Administration back-end works fine. Configuration.php seems fine. Get "The requested document was not found on this server." for every page other than Home.
Must be talking to the database OK or I'd get an error. Could this be a problem with the PHP?
Thanks,
Andy
Did you clear joomla cache ?
Disable page and/or module caching.
Disable any plugin that optimizes "loading speed".
Try removing SEF URLs (Joomla! and any 3rd party extension).
If you are using a custom .htacess, then use an unmodified joomla one.
Disable some system plugins.
Disable modules in the homepage.
Have you tried using another template (site) ?
You have Seach Engine Friendly URLs enabled in /administrator/ area's global configuration settings. You have probably enabled the option to use the mod_rewrite function which removes the /index.php/ portion of the urls.
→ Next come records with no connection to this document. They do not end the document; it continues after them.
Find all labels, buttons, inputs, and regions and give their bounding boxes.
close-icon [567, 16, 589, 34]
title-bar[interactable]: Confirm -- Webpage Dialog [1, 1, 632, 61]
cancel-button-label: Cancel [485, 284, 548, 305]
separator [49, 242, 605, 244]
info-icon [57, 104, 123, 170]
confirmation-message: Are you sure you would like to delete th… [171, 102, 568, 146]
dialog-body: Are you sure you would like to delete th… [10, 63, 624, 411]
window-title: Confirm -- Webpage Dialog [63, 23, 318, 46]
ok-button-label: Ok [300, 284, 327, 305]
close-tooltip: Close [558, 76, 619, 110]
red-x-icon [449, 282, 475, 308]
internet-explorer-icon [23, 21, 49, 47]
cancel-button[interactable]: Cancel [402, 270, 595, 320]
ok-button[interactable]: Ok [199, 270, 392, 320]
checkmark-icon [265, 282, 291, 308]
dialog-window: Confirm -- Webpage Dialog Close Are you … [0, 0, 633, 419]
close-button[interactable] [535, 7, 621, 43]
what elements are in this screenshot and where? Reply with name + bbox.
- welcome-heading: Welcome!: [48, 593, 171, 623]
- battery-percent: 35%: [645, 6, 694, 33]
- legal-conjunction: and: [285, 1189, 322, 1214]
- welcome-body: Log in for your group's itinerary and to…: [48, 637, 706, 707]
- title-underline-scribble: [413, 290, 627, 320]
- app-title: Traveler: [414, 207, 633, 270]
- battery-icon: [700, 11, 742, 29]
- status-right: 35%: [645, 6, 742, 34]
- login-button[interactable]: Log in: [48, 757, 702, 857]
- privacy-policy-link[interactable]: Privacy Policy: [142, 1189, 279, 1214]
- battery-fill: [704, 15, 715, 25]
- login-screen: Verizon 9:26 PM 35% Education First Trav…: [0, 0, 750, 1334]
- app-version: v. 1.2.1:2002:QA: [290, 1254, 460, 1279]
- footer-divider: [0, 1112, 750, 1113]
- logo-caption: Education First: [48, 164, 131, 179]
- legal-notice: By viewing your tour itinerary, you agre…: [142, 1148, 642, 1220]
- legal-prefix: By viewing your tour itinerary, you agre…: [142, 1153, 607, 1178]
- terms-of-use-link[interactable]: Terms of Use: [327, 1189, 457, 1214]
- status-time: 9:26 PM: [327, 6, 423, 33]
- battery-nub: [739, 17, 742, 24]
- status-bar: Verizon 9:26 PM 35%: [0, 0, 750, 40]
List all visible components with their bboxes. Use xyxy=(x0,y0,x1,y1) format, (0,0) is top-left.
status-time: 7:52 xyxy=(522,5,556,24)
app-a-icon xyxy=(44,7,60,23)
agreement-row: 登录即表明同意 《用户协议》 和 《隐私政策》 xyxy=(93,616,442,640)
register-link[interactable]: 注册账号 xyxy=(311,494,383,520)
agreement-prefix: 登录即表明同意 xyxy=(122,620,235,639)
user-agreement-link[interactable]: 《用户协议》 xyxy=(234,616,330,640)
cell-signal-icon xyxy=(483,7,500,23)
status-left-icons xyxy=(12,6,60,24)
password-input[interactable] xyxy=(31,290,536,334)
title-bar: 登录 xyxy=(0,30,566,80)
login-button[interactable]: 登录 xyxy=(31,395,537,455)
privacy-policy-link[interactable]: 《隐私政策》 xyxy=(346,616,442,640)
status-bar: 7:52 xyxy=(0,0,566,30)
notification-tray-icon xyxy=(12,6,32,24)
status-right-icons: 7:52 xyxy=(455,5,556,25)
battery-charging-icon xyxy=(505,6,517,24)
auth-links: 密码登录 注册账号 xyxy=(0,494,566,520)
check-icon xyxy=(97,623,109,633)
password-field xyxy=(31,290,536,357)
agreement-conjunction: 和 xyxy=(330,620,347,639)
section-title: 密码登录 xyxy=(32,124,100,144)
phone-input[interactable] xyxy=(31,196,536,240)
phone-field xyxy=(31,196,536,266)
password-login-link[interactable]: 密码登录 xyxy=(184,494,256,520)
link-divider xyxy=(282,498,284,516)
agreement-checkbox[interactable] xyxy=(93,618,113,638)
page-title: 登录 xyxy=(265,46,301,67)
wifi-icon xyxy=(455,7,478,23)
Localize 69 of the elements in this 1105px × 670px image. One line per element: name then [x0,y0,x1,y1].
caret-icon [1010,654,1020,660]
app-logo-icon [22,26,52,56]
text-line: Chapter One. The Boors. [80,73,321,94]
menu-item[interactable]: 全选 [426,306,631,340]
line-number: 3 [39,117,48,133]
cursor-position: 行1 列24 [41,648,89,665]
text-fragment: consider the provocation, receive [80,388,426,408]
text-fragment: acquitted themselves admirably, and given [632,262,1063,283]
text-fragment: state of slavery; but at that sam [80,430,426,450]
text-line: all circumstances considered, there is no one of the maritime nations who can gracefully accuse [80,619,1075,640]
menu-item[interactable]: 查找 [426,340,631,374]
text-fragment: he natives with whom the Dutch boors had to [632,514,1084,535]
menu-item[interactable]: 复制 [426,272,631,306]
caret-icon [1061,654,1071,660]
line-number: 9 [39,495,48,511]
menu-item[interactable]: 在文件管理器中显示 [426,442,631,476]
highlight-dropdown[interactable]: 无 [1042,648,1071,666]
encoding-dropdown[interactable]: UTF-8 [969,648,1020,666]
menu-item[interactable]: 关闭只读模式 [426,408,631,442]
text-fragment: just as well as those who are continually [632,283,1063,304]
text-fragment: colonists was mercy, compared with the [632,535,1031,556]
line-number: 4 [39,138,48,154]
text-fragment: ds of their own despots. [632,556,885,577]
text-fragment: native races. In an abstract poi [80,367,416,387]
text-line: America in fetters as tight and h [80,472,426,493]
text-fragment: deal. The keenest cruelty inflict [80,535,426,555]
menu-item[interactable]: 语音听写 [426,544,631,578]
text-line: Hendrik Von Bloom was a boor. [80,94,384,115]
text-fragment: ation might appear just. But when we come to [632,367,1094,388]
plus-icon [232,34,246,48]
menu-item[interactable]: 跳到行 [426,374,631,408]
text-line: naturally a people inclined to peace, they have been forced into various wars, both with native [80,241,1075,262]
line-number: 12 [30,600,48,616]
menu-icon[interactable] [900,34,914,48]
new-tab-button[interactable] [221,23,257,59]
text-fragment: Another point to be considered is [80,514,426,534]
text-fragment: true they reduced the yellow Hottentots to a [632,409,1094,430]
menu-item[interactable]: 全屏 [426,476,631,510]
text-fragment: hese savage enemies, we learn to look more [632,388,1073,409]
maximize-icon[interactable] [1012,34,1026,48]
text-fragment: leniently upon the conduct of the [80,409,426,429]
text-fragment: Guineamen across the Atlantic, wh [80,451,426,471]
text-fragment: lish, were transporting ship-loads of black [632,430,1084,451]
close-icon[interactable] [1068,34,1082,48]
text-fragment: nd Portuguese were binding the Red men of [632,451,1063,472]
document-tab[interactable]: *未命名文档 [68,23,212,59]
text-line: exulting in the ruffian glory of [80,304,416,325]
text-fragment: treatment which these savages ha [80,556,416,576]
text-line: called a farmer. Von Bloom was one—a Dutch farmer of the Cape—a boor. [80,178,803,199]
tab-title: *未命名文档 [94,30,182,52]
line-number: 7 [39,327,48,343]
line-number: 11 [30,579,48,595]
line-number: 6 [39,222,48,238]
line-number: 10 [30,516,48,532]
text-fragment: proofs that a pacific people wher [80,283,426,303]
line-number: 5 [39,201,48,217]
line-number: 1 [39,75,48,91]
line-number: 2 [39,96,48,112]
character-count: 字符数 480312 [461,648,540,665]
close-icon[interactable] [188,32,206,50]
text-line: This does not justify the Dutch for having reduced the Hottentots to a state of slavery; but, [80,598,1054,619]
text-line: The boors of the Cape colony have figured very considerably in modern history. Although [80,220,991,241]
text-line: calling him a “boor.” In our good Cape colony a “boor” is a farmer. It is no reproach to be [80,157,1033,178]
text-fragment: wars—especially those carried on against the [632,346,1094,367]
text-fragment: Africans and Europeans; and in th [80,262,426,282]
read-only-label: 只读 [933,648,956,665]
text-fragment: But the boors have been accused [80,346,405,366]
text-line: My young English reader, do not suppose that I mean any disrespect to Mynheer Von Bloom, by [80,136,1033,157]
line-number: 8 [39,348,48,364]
It is a requirement of this mode that you have the .htaccess file in place in the root of your site. You probably had this correctly configured on your development server but perhaps forgot to move the file across when you went live. Some FTP programs hide dot files (files starting with a leading dot in the filename) so depending upon how you transferred the files (I'm guessing manually with FTP rather than Akeeba backup or similar) the file may have been missed. Look through your FTP client's options/preferences for an option to show/hide hidden files.
Failing this - the file could be correctly in place - but if you were developing in a sub-folder on your development server you would have set the RewriteBase line to your /sub-folder/
RewriteBase /sub-folder/
Now you've moved to the live server this line could be incorrect. If this is the case, edit the file to Read
RewriteBase /
Chances are it is one or other of these issues - missing .htaccess file or incorrect RewriteBase. A third and nowadays somewhat more unlikely option is that your server doesn't have mod_rewrite enabled - but I think that would result in server 500 errors.
Check whether you are using any modules that is calling database and you have not changed DB details in that module after migration. If admin panel is working fine then I think problem with some modules that are used in front-end. You can do debugging by disabling few suspected modules and check whether your site works fine or not. Else provide some more information about your site so that I can check further.
I have a Joomla 1.5 website and I enabled SEO on it. I moved it to different location with different DNS and now SEO doesn't work. How can I fix it?
Three checkboxes ("Search Engine Friendly URLs", "Use Apache mod_rewrite" and "Add suffix to URLs") on global configuration page regarding SEO are checked.
Is the new server definitely an apache web server?
Is mod_rewrite enabled on the server?
If the answer to either of the above is no, then you have problems. For the first you'll need to change servers. For the second you'll need to get the server administrators to enable (and possibly install) mod_rewrite.
Is your website in a sub-folder? For example /joomla/ for example.
If so you need to edit the RewriteBase line within the .htaccess file.
Change the line from
RewriteBase /
to
RewriteBase /joomla/
Rename your htaccess to .htaccess.
There might be more problems, but I think you should start checking this:
1) You have the right .htaccess file in your joomla root and it is readable by your Apache user.
2) Go to the administrator > Site > Global Configuration and check you have "Search Engine Friendly URL's" and "Use Apache mod_rewrite" to "Yes".
3) Make sure that the Apache you are using has all the modules needed.